Matthew HulmesOn Aug. 13, police officers opened fire on a man on North Broad Street between Susquehanna Avenue and Dauphin Street after robbing a Temple student. For those of you who don’t know, the geographic boundary of where Temple cops have jurisdiction is from 16th Street east to Ninth Street and from Oxford Street north to Susquehanna Avenue. So, when I say right on the border, I mean on the very edge of Main Campus.

It’s strange. I know I should feel affected in some way by the fact that another student got robbed so close to Temple. But I don’t believe it could happen to me when day after day I try to be careful going out.

When I first arrived at Temple, my father told me what to look out for. Be aware of the signs, know where you are and don’t block yourself off by listening to music. Face everyone, look at everyone, so if someone does rob you, you will be able to describe them. Whatever makes it harder for the criminal, the better. After all, a thief is looking for an easy hit.

But what can Temple do to help us out? If you’ve lived in Philly and go to school at Temple, then you’re going to become familiar with the reputation that the streets next to Temple have acquired. Every day I have my mother yell at me to stay away from those streets, so I’m well informed about how bad it is supposed to be.

Yet, it doesn’t really bother me. I still go out. Thousands of other students live near Temple, so there must be other people who feel the same as I do walking through the neighborhood.

Can Temple do anything about it? My father, a long time detective who recently retired from the campus police, believes Temple is doing everything it can to fight a reputation it no longer deserves.

The first thing that people have to know is that the reputation Temple has acquired is mostly from the past. Temple was known for many years as a commuter school. Students live right near Temple, and while there still may be some thugs, there’s fewer than before.

Also, Temple has opened up its communication with the neighboring community and its leaders, so both sides remain informed. Temple also maintains open communication with the realtors near campus.

There have also been technological advances. Cameras are placed around campus in order to capture the faces of anyone committing any crimes. This has also helped when someone commits a crime off campus, because even though they are doing something illegal off camera, when they pass through campus, they are seen going in or out, before or after the crime. This is actually how they caught the man who was robbing students earlier this month. Temple has also placed powerful lights around the buildings, keeping the campus brightly lit at all times and has immediate contact with the other police stations around Philadelphia.

Everything Temple can do within its budget to keep the students safe is already underway. They are always looking for more to do, keeping proactive. When a crime happens so close to campus, it still leaves a feeling that Temple is not in a good area. But crime can occur anywhere.

The real question is what more can be done.
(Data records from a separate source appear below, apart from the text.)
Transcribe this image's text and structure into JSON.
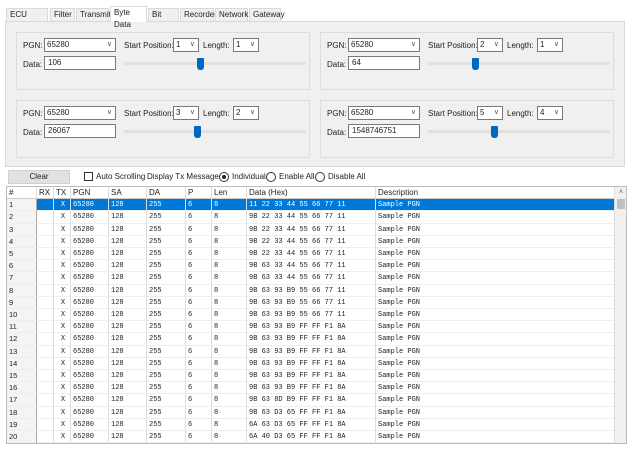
{
  "tabs": [
    {
      "label": "ECU Setup"
    },
    {
      "label": "Filter"
    },
    {
      "label": "Transmit"
    },
    {
      "label": "Byte Data",
      "selected": true
    },
    {
      "label": "Bit Data"
    },
    {
      "label": "Recorder"
    },
    {
      "label": "Network"
    },
    {
      "label": "Gateway"
    }
  ],
  "labels": {
    "pgn": "PGN:",
    "data": "Data:",
    "start": "Start Position:",
    "length": "Length:"
  },
  "panels": [
    {
      "pgn": "65280",
      "start": "1",
      "length": "1",
      "data": "106",
      "slider_fraction": 0.416
    },
    {
      "pgn": "65280",
      "start": "2",
      "length": "1",
      "data": "64",
      "slider_fraction": 0.251
    },
    {
      "pgn": "65280",
      "start": "3",
      "length": "2",
      "data": "26067",
      "slider_fraction": 0.398
    },
    {
      "pgn": "65280",
      "start": "5",
      "length": "4",
      "data": "1548746751",
      "slider_fraction": 0.361
    }
  ],
  "toolbar": {
    "clear": "Clear",
    "auto_scrolling": "Auto Scrolling",
    "auto_scrolling_checked": false,
    "display_tx": "Display Tx Messages:",
    "radios": [
      "Individual",
      "Enable All",
      "Disable All"
    ],
    "radio_selected": "Individual"
  },
  "table": {
    "columns": [
      "#",
      "RX",
      "TX",
      "PGN",
      "SA",
      "DA",
      "P",
      "Len",
      "Data (Hex)",
      "Description"
    ],
    "selected_row": 0,
    "rows": [
      [
        "1",
        "",
        "X",
        "65280",
        "128",
        "255",
        "6",
        "8",
        "11 22 33 44 55 66 77 11",
        "Sample PGN"
      ],
      [
        "2",
        "",
        "X",
        "65280",
        "128",
        "255",
        "6",
        "8",
        "9B 22 33 44 55 66 77 11",
        "Sample PGN"
      ],
      [
        "3",
        "",
        "X",
        "65280",
        "128",
        "255",
        "6",
        "8",
        "9B 22 33 44 55 66 77 11",
        "Sample PGN"
      ],
      [
        "4",
        "",
        "X",
        "65280",
        "128",
        "255",
        "6",
        "8",
        "9B 22 33 44 55 66 77 11",
        "Sample PGN"
      ],
      [
        "5",
        "",
        "X",
        "65280",
        "128",
        "255",
        "6",
        "8",
        "9B 22 33 44 55 66 77 11",
        "Sample PGN"
      ],
      [
        "6",
        "",
        "X",
        "65280",
        "128",
        "255",
        "6",
        "8",
        "9B 63 33 44 55 66 77 11",
        "Sample PGN"
      ],
      [
        "7",
        "",
        "X",
        "65280",
        "128",
        "255",
        "6",
        "8",
        "9B 63 33 44 55 66 77 11",
        "Sample PGN"
      ],
      [
        "8",
        "",
        "X",
        "65280",
        "128",
        "255",
        "6",
        "8",
        "9B 63 93 B9 55 66 77 11",
        "Sample PGN"
      ],
      [
        "9",
        "",
        "X",
        "65280",
        "128",
        "255",
        "6",
        "8",
        "9B 63 93 B9 55 66 77 11",
        "Sample PGN"
      ],
      [
        "10",
        "",
        "X",
        "65280",
        "128",
        "255",
        "6",
        "8",
        "9B 63 93 B9 55 66 77 11",
        "Sample PGN"
      ],
      [
        "11",
        "",
        "X",
        "65280",
        "128",
        "255",
        "6",
        "8",
        "9B 63 93 B9 FF FF F1 8A",
        "Sample PGN"
      ],
      [
        "12",
        "",
        "X",
        "65280",
        "128",
        "255",
        "6",
        "8",
        "9B 63 93 B9 FF FF F1 8A",
        "Sample PGN"
      ],
      [
        "13",
        "",
        "X",
        "65280",
        "128",
        "255",
        "6",
        "8",
        "9B 63 93 B9 FF FF F1 8A",
        "Sample PGN"
      ],
      [
        "14",
        "",
        "X",
        "65280",
        "128",
        "255",
        "6",
        "8",
        "9B 63 93 B9 FF FF F1 8A",
        "Sample PGN"
      ],
      [
        "15",
        "",
        "X",
        "65280",
        "128",
        "255",
        "6",
        "8",
        "9B 63 93 B9 FF FF F1 8A",
        "Sample PGN"
      ],
      [
        "16",
        "",
        "X",
        "65280",
        "128",
        "255",
        "6",
        "8",
        "9B 63 93 B9 FF FF F1 8A",
        "Sample PGN"
      ],
      [
        "17",
        "",
        "X",
        "65280",
        "128",
        "255",
        "6",
        "8",
        "9B 63 8D B9 FF FF F1 8A",
        "Sample PGN"
      ],
      [
        "18",
        "",
        "X",
        "65280",
        "128",
        "255",
        "6",
        "8",
        "9B 63 D3 65 FF FF F1 8A",
        "Sample PGN"
      ],
      [
        "19",
        "",
        "X",
        "65280",
        "128",
        "255",
        "6",
        "8",
        "6A 63 D3 65 FF FF F1 8A",
        "Sample PGN"
      ],
      [
        "20",
        "",
        "X",
        "65280",
        "128",
        "255",
        "6",
        "8",
        "6A 40 D3 65 FF FF F1 8A",
        "Sample PGN"
      ]
    ]
  },
  "colors": {
    "selection": "#0078d7",
    "slider": "#0067c0"
  }
}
Crime is going to happen. What we have to do is make sure we’re prepared to take care of ourselves when that happens. But it’s also important to know what’s going on around us as well, what steps our schools and society is taking to protect us.

Whatever we do, we have to make the best of it. We can’t rely solely on other people protecting us, but that doesn’t also mean we don’t voice ourselves on what we think isn’t working. Safety has to be a team effort.

Temple is doing its part, so it’s up to us to do ours.

Matt Hulmes can be reached at

1 Comment

  1. Now that students are moving farther and farther off campus and into North Philly, there really needs to be more awareness of how to stay safe in the city. We have been told over and over again that we need to be aware of our surroundings as we walk home, but little specific advice has been offered on how to proactively protect ourselves. Temple should make this information more readily accessible beyond just a short presentation during orientation that half the room probably wasn’t paying attention to in the first place. Giving out pamphlets to off-campus landlords, placing information online, or hosting safety seminars are just a few things that Temple could do to help its students assume responsibility for their own safety.